Traduit de l’arabe par Nadia Yamulki. Paris – Cerf – 2013 – 176 p.
L’Ordre dominicain ne s’est pas fondé en vue de l’éducation scolaire. Mais, au fil des siècles, plusieurs des congrégations féminines qui s’y sont agrégées ou affiliées se sont constituées autour d’un projet d’enseignement ou y on été conduites et y sont demeurées fidèles ; tel est le cas des Dominicaines de Ste Catherine de Sienne de Mossoul, dont ce livre récent étudie la genèse et la situation contemporaine.
Ancienne prieure générale, Mère Marie-Thérèse Hanna, annonce d’emblée qu’elle n’est « ni écrivain, ni historienne » (p. 11) ; et sans doute, de fait, regrette-t-on une présentation un peu confuse de certaines données canoniques, quelques redondances ou, à l’opposé, des informations de moindre intérêt, peu d’indications sur la pédagogie et un manque de synthèse. Mais ces lacunes sont secondaires au regard de la densité spirituelle de l’ouvrage.

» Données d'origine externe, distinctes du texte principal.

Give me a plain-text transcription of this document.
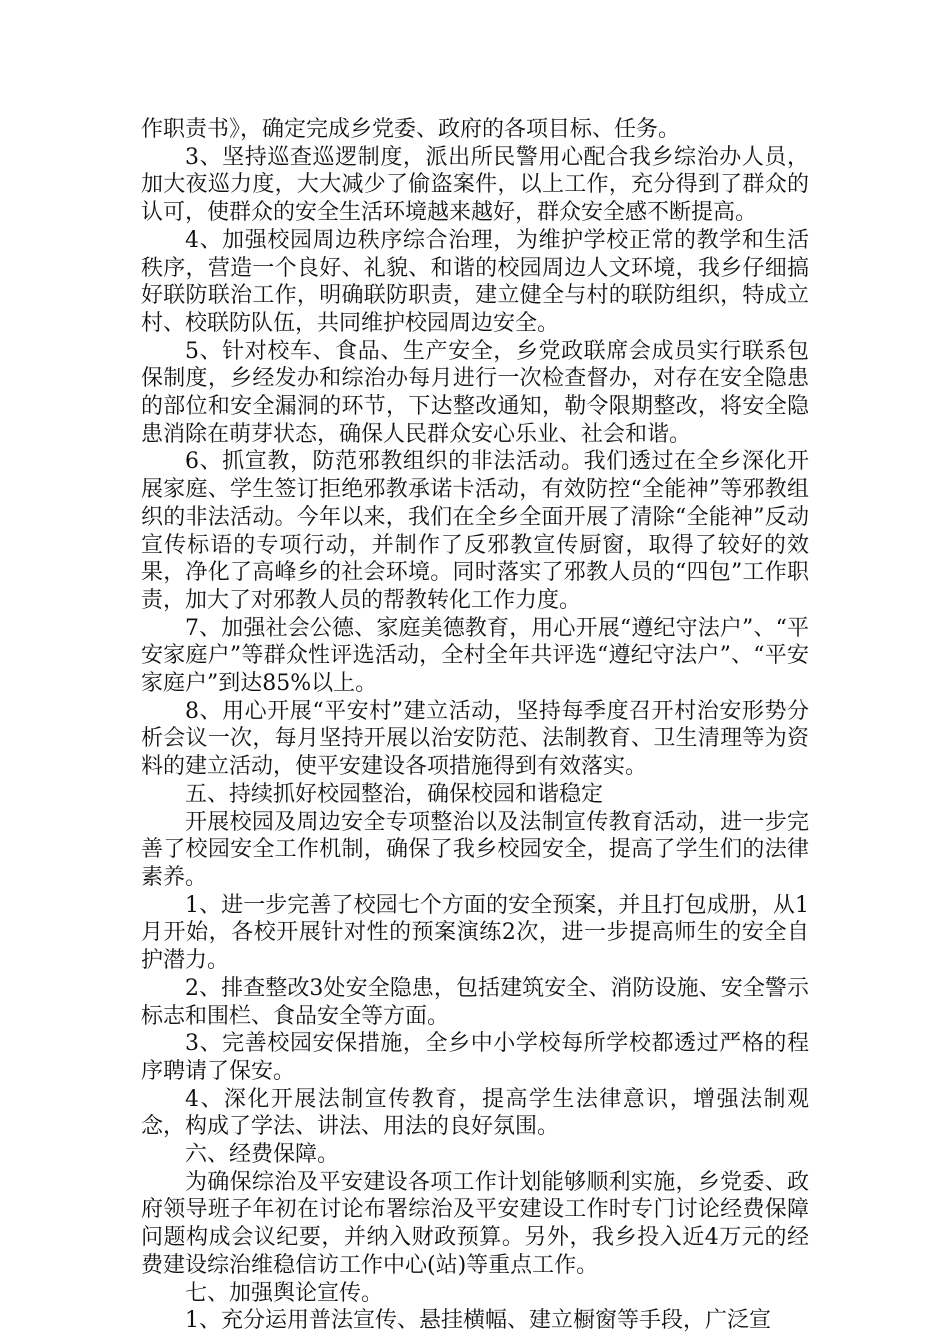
作职责书》，确定完成乡党委、政府的各项目标、任务。

3、坚持巡查巡逻制度，派出所民警用心配合我乡综治办人员，加大夜巡力度，大大减少了偷盗案件，以上工作，充分得到了群众的认可，使群众的安全生活环境越来越好，群众安全感不断提高。

4、加强校园周边秩序综合治理，为维护学校正常的教学和生活秩序，营造一个良好、礼貌、和谐的校园周边人文环境，我乡仔细搞好联防联治工作，明确联防职责，建立健全与村的联防组织，特成立村、校联防队伍，共同维护校园周边安全。

5、针对校车、食品、生产安全，乡党政联席会成员实行联系包保制度，乡经发办和综治办每月进行一次检查督办，对存在安全隐患的部位和安全漏洞的环节，下达整改通知，勒令限期整改，将安全隐患消除在萌芽状态，确保人民群众安心乐业、社会和谐。

6、抓宣教，防范邪教组织的非法活动。我们透过在全乡深化开展家庭、学生签订拒绝邪教承诺卡活动，有效防控“全能神”等邪教组织的非法活动。今年以来，我们在全乡全面开展了清除“全能神”反动宣传标语的专项行动，并制作了反邪教宣传厨窗，取得了较好的效果，净化了高峰乡的社会环境。同时落实了邪教人员的“四包”工作职责，加大了对邪教人员的帮教转化工作力度。

7、加强社会公德、家庭美德教育，用心开展“遵纪守法户”、“平安家庭户”等群众性评选活动，全村全年共评选“遵纪守法户”、“平安家庭户”到达85%以上。

8、用心开展“平安村”建立活动，坚持每季度召开村治安形势分析会议一次，每月坚持开展以治安防范、法制教育、卫生清理等为资料的建立活动，使平安建设各项措施得到有效落实。

五、持续抓好校园整治，确保校园和谐稳定

开展校园及周边安全专项整治以及法制宣传教育活动，进一步完善了校园安全工作机制，确保了我乡校园安全，提高了学生们的法律素养。

1、进一步完善了校园七个方面的安全预案，并且打包成册，从1月开始，各校开展针对性的预案演练2次，进一步提高师生的安全自护潜力。

2、排查整改3处安全隐患，包括建筑安全、消防设施、安全警示标志和围栏、食品安全等方面。

3、完善校园安保措施，全乡中小学校每所学校都透过严格的程序聘请了保安。

4、深化开展法制宣传教育，提高学生法律意识，增强法制观念，构成了学法、讲法、用法的良好氛围。

六、经费保障。

为确保综治及平安建设各项工作计划能够顺利实施，乡党委、政府领导班子年初在讨论布署综治及平安建设工作时专门讨论经费保障问题构成会议纪要，并纳入财政预算。另外，我乡投入近4万元的经费建设综治维稳信访工作中心(站)等重点工作。

七、加强舆论宣传。

1、充分运用普法宣传、悬挂横幅、建立橱窗等手段，广泛宣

Si les Pères Dominicains sont arrivés à Bagdad dès le 13ème siècle et ont ensuite diffusé en Mésopotamie, c’est au XIXème que les Dominicaines de la Présentation de Marie Poussepin y sont venues de Tours ; et c’est à leur ombre qu’un groupe de jeunes irakiennes s’est formé en 1877 pour ouvrir des écoles, tant à la campagne qu’en ville. Au terme des délais et malgré les obstacles habituels, il a obtenu sa reconnaissance canonique en 1927 et son affiliation à l’Ordre Dominicain. L’originalité de cette nouvelle congrégation était d’accueillir des postulantes des divers rites orientaux, donc de célébrer la liturgie selon la spécificité de ceux-ci.

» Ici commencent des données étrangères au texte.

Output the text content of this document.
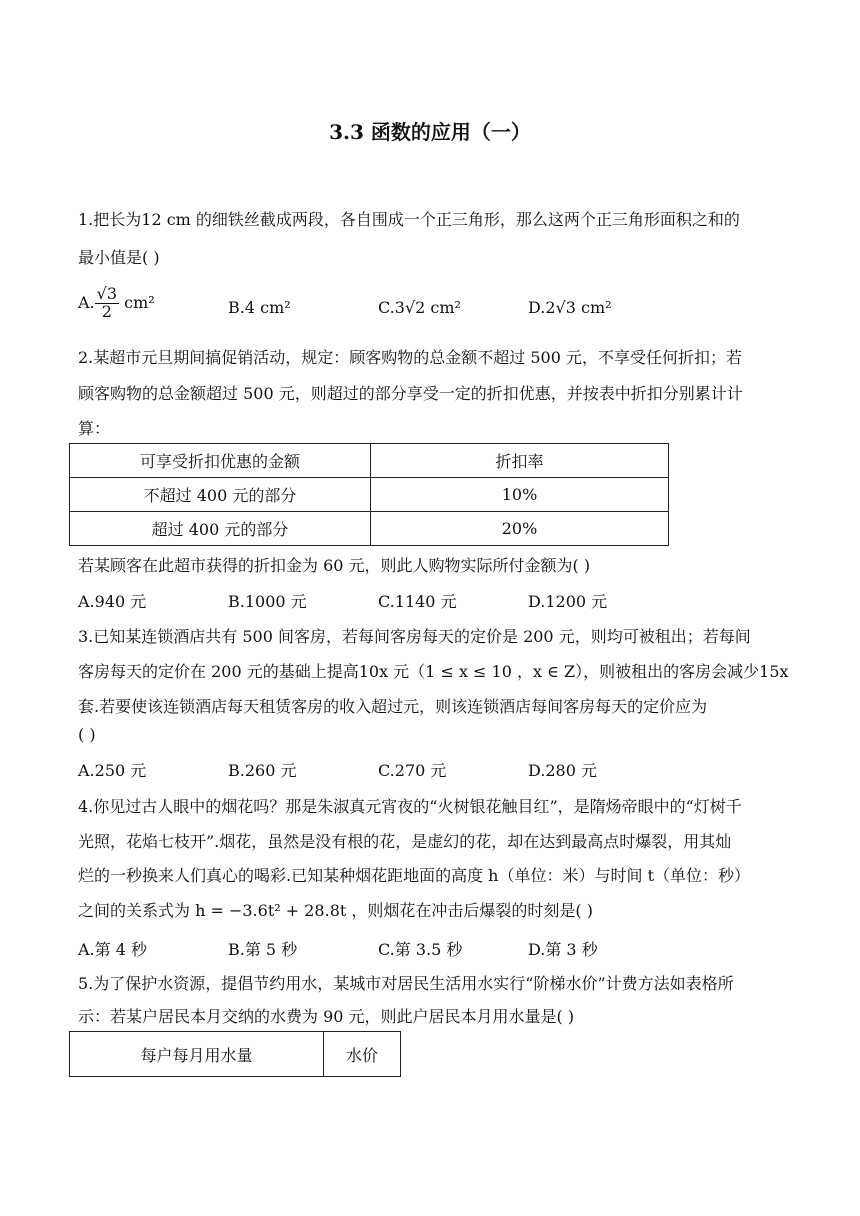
3.3 函数的应用（一）
1.把长为12 cm 的细铁丝截成两段，各自围成一个正三角形，那么这两个正三角形面积之和的
最小值是( )
A. $\frac{√3}{2} cm^2$	B.4 cm²	C.3√2 cm²	D.2√3 cm²
2.某超市元旦期间搞促销活动，规定：顾客购物的总金额不超过 500 元，不享受任何折扣；若
顾客购物的总金额超过 500 元，则超过的部分享受一定的折扣优惠，并按表中折扣分别累计计
算：
可享受折扣优惠的金额	折扣率
不超过 400 元的部分	10%
超过 400 元的部分	20%
若某顾客在此超市获得的折扣金为 60 元，则此人购物实际所付金额为( )
A.940 元	B.1000 元	C.1140 元	D.1200 元
3.已知某连锁酒店共有 500 间客房，若每间客房每天的定价是 200 元，则均可被租出；若每间
客房每天的定价在 200 元的基础上提高10x 元（1 ≤ x ≤ 10 ，x ∈ Z），则被租出的客房会减少15x
套.若要使该连锁酒店每天租赁客房的收入超过元，则该连锁酒店每间客房每天的定价应为
( )
A.250 元	B.260 元	C.270 元	D.280 元
4.你见过古人眼中的烟花吗？那是朱淑真元宵夜的“火树银花触目红”，是隋炀帝眼中的“灯树千
光照，花焰七枝开”.烟花，虽然是没有根的花，是虚幻的花，却在达到最高点时爆裂，用其灿
烂的一秒换来人们真心的喝彩.已知某种烟花距地面的高度 h（单位：米）与时间 t（单位：秒）
之间的关系式为 h = −3.6t² + 28.8t ，则烟花在冲击后爆裂的时刻是( )
A.第 4 秒	B.第 5 秒	C.第 3.5 秒	D.第 3 秒
5.为了保护水资源，提倡节约用水，某城市对居民生活用水实行“阶梯水价”计费方法如表格所
示：若某户居民本月交纳的水费为 90 元，则此户居民本月用水量是( )
每户每月用水量	水价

A travers les épisodes de son existence, comment ne pas remarquer et admirer cette perception universelle de la responsabilité éducative de l’Eglise qui, sur tous les continents et en dépit des pires tribulations, voire du martyre, suscita des initiatives tenaces et obstinées, capables de survivre aux vicissitudes ; les persécutions liées aux conflits inter-religieux et aux guerres locales ne leur furent pas épargnées, notamment en 1915, lors de « la marche de la mort », pendant laquelle beaucoup de sœurs disparurent ou furent massacrées ; à notre époque, elles subissent douloureusement les conséquences de l’invasion américaine. Cependant, résistant aux destructions, ces religieuses ne cessent d’entreprendre la reconstruction et de se développer. Avec le souci de la progression de leur propre niveau culturel, elles ouvrent des écoles primaires, puis secondaires, comme des orphelinats pour les enfants victimes de la guerre, en même temps qu’elles agissent dans le secteur de la santé, gèrent des œuvres sociales et fondent aussi des couvents dans les pays voisins. C’est un singulier exemple d’inventivité, de fidélité et de résilience, qui mérite singulièrement d’être connu au moment où l’on a tant de raisons de craindre l’affaiblissement des communautés chrétiennes au Moyen Orient.
Ainsi s’exerce courageusement la charité éducative, et la pédagogie chrétienne déploie son inventivité.